The whole CB story is so frustrating. Just when you think someone will be honest and be too old for renting space in your head, it happens again! Since she had been through a separation as well, she should know, just how vulnerable we all are, so shame on her for sending the wrong signals.
FLTC, maybe I'm just a naive dink but I don't believe CB was playing head games with me. I think our friendship just got a little too intimate for the situation and when she started initiating time with me a few weeks in a row, I believe it scared her. I, of course, thought we were finally settling into a real friendship. It always contained those romantic undertones though and we both just ignored it cuz it felt so darn good to be together! But, yes, it did hurt alot when she cut the ties when she did and the way she did. Again, I'm not her and obviously she was having some feelings she was finding hard to handle, whatever they may have been. So I'm just letting go and carrying on with my life and trying to take the good out of what happened. I also have to take responsibility for my part in this, I ignored the reality of the situation (the BF) and kept building our connection, that's what I mean about building my boat and then sinking it. I feel that all this may have hurt her in some way too or she wouldn't be running away in such an apparent panic. So there's guilt to be had on both sides here. I did have some difficulty in accepting that she did this in the way she did despite knowing that this was the worst time of my life, I know she's been through far worse than me so does know. But, hey, she did what she did. I will let it be and carry on with my life. Thanks for you support!
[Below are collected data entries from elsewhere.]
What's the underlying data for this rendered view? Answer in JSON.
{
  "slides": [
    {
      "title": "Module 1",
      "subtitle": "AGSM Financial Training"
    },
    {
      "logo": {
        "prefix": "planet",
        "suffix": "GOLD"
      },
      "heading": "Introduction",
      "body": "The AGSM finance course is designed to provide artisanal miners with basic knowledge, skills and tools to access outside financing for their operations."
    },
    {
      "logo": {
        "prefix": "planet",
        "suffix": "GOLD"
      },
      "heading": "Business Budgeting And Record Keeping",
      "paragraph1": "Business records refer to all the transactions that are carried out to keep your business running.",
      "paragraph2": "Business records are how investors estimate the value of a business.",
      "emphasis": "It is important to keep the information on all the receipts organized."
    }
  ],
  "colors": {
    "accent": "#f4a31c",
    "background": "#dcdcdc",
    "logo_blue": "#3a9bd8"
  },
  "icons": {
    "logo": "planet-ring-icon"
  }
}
Well, I just returned from the big dance recital. I had to stop and pick up some anti-biotic for D10 and therefore was 15 minutes later arriving than W. When I got there W and Coffee Buddy were whooping it up together, I figure they were discussing how to divide up my lungs now that they're done with my heart! Wow, we were one big happy threesome tonight. W walked away and left CB and I alone so we stood and looked around until I finally introduced a topic for discussion. CB and I stood together through the performance and W stood with D10. We discussed school possibilities for the kids and how nervous the girls were about he performance blah blah blah, just like nothing had happened between us, it was friggin weird! At nights end CB made sure she paid my W some attention, as she's always socially appropriate. We all did the goodbye's, Merry Xmas etc. So I assume next year CB and I will go back to avoiding each other, ya don't want to ruin something that is working out so well!
Here's a Whatis 180 from tonight. D10 has a fever and probably will need to be off school tomorrow. The old Whatis would have said to W "if you are really busy at work, I can watch her tomorrow", the new Whatis said "goodnight" If she needs help from me, she can ask.
Here's the old shoulder chuck for a job well done in not rushing to solve W's problems.
Sorry about CB, but I think it was kinda inevitable how things turned out, especially considering her cultural background. She probably didn't know how to step away without looking a fool, so went the 'pretend it all didn't happen' route. Make sense?
Take care.
Me:57 H:52 M:28 Got another lawyer last year and filed. D35,S/D twins28,D22 EA4/04 End? Who knows? "Life is like a mirror. Smile at it and it smiles back at you." — Peace Pilgrim
Being me, again, it's tough not being what I always viewed as the good, caring H but that's just the way it has to be. As far as CB, I actually felt good about last night. We interacted together positively and therefore that connection still exists, although buried right now. I won't pursue any further coffee times with her, I didn't get the feeling anything was going to change in the new year, but that's OK. I've left the door open and I will get on with my Living Alone and Loving It adventure. Btw, I think your analysis of the CB sitch is right on! By addressing it any further I would be losing face for her, it's better to let it be. I have to remember that she did try to be supportive and caring in a pretty unusual situation that, yes, went against her cultural norms by spending frequent time alone with a man who wasn't her BF. I must appreciate what she gave and not focus on what she can no longer give. She did give me alot. So, I did not make her the brunt of my hurt and resentment last night, I was personable,as was she, and we left it on a positive note. You couldn't ask for any better outcome at this point! I do miss her though but such is life.
Such is life, indeed. One thing I have learned through all this, is that you rarely get what you want, but when you do, you have to treasure it. You got support when you needed it most, and even though it's gone now, it is something to treasure in your memories.
Take care!
Me:57 H:52 M:28 Got another lawyer last year and filed. D35,S/D twins28,D22 EA4/04 End? Who knows? "Life is like a mirror. Smile at it and it smiles back at you." — Peace Pilgrim
Thanks Being Me! what I need to keep in mind especially during this period of feeling pretty unwanted, is that a beautiful, intelligent, empathetic woman went way outside her comfort zone and normal behaviour because I was someone who touched her in a special way. It was because I was who I was that made her want to care for me, that makes me feel pretty darn special. So if I can do that to her, I can repeat it elsewhere, maybe not right now but when the time and situation is more appropriate (and the person is available!). My loss here, in a way, is also my gain. It's all in the way we look at it!